Protecting Maryland’s Mail Voting Processes through Poll Worker Training

Ongoing national discourse and legal proceedings on the security and integrity of election and voting processes has focused significant scrutiny on the methods, processes, and people involved in administering this vital piece in our democracy. The COVID-19 pandemic necessitated the broadening of vote-by-mail opportunities for constituents to allow for safe and accessible access to cast a ballot. For example, in Maryland, nearly half of the more than 3 million voters (74.5% of the eligible voters) cast their ballot using Maryland’s vote-by-mail option in the 2020 General Election[1], and 27% of the nearly 2 million voters (47.4% of the eligible voters) utilized Maryland’s vote-by-mail option in the 2022 General Election[2].  Maryland residents can also to permanently choose to vote by mail, receiving a ballot for each election.  In recognition that election and voting processes and equipment security and integrity are of “vital national interest”[3], the U.S. Department of Homeland Security (DHS) labeled them as critical infrastructure within the Government Facilities sector in 2017. The nearly 1 million poll workers needed nationwide to administer a General Election are oftentimes the first line of defense in maintaining the integrity and security of elections.

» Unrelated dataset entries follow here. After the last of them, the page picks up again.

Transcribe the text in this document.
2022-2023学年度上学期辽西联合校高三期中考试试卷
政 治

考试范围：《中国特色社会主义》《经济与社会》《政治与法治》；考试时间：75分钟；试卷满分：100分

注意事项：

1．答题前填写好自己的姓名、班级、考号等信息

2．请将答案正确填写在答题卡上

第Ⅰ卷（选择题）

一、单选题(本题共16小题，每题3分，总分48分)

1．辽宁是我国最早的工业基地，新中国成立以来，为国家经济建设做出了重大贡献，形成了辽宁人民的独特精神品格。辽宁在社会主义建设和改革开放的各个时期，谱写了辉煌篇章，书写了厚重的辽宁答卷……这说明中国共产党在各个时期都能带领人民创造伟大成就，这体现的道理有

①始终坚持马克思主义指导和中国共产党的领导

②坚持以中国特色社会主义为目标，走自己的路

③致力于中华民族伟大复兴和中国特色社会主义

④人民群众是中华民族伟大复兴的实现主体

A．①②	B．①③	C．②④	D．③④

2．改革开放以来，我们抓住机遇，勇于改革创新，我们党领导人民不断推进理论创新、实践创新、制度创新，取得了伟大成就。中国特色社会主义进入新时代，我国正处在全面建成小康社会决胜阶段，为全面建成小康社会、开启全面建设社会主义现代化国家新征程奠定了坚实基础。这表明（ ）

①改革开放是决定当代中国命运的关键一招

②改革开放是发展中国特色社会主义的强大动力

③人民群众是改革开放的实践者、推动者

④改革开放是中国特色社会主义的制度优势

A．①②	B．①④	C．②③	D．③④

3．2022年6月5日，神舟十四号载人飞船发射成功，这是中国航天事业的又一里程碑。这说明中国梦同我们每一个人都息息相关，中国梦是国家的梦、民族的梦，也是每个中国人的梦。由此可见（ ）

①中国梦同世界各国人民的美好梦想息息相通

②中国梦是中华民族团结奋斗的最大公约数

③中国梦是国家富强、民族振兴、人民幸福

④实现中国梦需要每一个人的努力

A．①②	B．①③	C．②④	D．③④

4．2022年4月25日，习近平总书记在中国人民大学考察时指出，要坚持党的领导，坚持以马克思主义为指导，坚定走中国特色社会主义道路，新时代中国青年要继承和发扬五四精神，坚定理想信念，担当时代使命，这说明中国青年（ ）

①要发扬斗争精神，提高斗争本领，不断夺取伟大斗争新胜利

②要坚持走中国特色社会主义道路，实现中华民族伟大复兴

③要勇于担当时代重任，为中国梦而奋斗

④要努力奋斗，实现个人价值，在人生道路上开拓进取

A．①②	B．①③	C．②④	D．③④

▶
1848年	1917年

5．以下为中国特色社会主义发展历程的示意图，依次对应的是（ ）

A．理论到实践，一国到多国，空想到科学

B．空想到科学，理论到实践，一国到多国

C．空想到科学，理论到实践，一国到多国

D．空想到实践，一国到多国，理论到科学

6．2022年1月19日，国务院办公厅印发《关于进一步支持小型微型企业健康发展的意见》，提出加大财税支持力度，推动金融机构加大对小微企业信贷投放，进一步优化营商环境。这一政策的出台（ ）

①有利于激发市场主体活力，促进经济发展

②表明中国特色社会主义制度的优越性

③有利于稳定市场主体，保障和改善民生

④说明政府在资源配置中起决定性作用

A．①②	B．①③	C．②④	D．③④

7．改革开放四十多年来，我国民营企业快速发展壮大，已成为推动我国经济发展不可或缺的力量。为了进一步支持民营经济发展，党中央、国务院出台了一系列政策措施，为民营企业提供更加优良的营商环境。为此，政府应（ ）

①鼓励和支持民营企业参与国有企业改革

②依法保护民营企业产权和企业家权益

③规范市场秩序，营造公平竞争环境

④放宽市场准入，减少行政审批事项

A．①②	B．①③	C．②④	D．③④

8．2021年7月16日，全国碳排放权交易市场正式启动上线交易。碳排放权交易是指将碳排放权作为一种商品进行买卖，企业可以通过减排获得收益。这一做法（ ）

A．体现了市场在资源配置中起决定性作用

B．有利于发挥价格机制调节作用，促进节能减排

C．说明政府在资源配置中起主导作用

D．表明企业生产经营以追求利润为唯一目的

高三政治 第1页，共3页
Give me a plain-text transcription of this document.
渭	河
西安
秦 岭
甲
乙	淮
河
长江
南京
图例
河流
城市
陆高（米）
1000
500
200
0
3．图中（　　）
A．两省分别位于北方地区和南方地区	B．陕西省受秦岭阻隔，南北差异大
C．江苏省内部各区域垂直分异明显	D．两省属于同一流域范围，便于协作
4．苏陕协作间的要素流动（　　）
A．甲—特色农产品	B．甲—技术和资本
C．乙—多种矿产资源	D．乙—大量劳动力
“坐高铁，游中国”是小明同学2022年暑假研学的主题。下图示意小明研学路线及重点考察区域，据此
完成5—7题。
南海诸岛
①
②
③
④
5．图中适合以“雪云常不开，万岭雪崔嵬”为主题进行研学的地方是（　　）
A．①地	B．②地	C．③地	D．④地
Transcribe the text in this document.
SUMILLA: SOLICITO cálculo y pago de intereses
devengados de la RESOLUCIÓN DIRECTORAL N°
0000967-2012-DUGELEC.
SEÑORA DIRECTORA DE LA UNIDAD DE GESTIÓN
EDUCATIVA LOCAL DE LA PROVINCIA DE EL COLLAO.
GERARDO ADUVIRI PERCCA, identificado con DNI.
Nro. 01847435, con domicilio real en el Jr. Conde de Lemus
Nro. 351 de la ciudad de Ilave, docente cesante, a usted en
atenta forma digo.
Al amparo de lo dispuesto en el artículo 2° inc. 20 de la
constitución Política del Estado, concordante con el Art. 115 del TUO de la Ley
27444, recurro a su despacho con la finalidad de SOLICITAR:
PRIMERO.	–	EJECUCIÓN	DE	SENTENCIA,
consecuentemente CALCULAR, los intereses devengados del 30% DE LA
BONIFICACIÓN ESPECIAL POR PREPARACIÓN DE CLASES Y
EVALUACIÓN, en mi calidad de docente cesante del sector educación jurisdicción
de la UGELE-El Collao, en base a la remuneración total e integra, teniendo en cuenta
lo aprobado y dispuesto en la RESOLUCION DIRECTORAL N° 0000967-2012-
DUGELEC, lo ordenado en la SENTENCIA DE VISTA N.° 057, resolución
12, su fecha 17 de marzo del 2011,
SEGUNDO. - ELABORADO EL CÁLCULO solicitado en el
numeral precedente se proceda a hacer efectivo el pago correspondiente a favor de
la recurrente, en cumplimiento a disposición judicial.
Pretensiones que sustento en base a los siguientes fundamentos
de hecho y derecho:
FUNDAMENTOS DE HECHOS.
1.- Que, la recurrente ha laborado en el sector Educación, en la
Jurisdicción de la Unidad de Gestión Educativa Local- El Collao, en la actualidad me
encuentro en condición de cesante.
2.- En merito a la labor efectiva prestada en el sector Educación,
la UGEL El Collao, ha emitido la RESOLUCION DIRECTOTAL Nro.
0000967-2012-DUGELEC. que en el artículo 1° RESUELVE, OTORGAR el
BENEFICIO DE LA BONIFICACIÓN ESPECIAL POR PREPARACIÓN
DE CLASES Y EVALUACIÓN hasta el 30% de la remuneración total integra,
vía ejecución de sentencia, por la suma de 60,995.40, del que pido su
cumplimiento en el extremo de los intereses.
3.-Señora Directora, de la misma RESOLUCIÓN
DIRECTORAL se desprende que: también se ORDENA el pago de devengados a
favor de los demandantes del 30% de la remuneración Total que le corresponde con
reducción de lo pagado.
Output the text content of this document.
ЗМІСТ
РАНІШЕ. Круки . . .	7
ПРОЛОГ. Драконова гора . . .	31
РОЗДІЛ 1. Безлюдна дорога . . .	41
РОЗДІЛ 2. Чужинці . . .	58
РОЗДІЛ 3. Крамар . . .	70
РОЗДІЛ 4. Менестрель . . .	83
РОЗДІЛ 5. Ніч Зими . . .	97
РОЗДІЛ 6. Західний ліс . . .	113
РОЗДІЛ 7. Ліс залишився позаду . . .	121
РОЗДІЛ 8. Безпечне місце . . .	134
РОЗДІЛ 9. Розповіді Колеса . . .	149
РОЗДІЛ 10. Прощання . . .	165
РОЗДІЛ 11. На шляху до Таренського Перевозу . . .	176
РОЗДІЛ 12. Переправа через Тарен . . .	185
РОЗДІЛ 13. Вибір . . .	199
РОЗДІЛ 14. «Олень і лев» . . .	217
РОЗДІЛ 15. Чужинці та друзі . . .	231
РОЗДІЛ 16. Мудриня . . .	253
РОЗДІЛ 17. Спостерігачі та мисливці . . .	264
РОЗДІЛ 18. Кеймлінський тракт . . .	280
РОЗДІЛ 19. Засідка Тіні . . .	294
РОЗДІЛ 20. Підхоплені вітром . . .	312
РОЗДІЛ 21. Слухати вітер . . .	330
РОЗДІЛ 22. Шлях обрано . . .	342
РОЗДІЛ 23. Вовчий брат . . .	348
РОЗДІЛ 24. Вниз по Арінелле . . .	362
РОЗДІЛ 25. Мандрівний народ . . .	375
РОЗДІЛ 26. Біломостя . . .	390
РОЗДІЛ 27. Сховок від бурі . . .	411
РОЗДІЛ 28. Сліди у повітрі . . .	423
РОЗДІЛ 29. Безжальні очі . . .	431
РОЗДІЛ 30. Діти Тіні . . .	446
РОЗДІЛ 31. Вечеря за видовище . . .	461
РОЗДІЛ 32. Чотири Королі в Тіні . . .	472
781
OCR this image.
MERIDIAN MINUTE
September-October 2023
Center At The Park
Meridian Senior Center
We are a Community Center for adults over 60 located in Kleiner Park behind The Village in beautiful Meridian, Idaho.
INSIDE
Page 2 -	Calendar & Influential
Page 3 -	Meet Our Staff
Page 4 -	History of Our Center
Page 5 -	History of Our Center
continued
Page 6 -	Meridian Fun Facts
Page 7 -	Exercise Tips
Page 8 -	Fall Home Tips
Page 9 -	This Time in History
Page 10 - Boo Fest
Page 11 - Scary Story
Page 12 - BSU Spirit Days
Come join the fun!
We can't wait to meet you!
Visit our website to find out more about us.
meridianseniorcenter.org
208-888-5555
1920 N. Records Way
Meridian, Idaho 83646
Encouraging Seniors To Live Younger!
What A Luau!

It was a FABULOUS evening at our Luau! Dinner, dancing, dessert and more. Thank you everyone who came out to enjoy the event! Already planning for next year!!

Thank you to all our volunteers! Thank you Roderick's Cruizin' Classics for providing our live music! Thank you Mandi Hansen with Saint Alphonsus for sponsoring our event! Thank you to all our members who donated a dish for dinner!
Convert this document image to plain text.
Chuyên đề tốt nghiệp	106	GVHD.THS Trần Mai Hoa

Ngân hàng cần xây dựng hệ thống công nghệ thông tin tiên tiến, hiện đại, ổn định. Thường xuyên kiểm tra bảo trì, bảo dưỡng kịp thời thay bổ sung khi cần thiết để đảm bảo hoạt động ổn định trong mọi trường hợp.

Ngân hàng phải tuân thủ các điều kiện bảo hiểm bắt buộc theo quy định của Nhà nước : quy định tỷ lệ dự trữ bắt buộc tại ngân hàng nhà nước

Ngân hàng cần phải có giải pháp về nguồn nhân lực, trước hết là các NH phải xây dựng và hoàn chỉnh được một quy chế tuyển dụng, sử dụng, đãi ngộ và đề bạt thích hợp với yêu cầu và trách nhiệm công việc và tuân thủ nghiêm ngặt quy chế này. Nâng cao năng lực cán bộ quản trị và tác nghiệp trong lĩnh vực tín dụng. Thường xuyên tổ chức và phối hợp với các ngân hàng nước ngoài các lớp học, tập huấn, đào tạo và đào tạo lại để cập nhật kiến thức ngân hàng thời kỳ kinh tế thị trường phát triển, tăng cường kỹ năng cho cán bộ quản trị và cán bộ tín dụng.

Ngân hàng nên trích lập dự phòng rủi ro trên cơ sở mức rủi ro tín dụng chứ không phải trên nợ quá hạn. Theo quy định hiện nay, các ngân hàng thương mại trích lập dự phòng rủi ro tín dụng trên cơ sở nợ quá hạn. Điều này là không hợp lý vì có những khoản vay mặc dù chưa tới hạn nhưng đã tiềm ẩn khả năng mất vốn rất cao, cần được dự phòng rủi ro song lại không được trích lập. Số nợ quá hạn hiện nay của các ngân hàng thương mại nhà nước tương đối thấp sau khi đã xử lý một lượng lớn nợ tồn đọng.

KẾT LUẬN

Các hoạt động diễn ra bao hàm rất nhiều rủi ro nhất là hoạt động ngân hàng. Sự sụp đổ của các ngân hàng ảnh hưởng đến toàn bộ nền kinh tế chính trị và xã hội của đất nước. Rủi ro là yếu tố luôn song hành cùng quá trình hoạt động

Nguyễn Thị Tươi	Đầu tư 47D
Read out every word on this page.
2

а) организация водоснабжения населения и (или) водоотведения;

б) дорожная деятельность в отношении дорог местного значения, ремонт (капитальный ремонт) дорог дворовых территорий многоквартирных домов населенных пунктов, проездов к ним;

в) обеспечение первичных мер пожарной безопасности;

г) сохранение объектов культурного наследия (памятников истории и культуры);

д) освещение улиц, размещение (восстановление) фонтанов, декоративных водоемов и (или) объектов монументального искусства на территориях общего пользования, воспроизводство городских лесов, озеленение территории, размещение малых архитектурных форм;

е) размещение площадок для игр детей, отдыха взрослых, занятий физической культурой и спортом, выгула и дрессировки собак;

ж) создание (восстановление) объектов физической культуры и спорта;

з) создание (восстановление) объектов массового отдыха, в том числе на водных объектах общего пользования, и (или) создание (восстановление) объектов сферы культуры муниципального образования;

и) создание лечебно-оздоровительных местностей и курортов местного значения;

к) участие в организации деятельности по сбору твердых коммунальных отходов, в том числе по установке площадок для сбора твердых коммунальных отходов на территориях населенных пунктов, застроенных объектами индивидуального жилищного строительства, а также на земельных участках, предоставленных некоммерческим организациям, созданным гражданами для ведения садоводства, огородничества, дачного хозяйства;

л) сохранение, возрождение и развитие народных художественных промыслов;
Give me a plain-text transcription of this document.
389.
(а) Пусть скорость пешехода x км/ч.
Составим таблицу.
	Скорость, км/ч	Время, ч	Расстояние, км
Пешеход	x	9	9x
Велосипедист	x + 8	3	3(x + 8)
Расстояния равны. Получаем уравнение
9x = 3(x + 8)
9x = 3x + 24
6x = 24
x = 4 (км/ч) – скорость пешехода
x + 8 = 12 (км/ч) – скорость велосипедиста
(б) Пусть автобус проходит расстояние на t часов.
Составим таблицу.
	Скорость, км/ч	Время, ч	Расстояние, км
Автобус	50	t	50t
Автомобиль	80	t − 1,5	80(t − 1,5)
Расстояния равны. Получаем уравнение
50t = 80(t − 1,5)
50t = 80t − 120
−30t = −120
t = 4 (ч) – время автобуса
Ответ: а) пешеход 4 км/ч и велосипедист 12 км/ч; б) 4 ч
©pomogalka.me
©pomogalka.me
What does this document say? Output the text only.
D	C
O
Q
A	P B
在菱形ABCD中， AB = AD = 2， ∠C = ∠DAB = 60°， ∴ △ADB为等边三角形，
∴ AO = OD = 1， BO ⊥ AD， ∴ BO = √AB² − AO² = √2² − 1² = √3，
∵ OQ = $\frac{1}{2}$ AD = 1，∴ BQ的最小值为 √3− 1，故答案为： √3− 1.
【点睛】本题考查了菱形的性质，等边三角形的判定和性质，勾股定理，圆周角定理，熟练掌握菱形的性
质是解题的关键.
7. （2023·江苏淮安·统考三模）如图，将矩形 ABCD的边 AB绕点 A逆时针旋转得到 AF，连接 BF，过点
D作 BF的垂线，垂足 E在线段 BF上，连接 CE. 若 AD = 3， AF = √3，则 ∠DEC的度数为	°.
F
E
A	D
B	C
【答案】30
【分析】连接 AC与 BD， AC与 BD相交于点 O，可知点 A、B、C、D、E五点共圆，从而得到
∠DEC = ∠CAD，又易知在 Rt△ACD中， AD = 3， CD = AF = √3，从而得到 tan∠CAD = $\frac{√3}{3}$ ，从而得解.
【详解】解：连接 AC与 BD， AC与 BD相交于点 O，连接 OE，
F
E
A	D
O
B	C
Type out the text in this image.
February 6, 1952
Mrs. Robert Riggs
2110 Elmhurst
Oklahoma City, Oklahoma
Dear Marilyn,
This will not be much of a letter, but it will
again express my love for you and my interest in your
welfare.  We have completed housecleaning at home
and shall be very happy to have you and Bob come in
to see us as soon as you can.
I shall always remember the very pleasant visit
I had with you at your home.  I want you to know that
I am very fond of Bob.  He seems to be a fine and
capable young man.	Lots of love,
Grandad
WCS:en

This paper extends our prior work reported in the Baltimore Business Review – A Maryland Journal that analyzed the cyber, physical, and insider threats in various in-person voting processes and equipment and developed poll worker training modules for those threats in partnership with Maryland Boards of Elections. Specifically, this paper further contributes to improving the security and integrity of election infrastructure through cyber, physical, and insider threat training for poll workers explicitly for the vote-by-mail processes. Specifically, this paper details the design, validation, and dissemination of a vote-by-mail threat training module.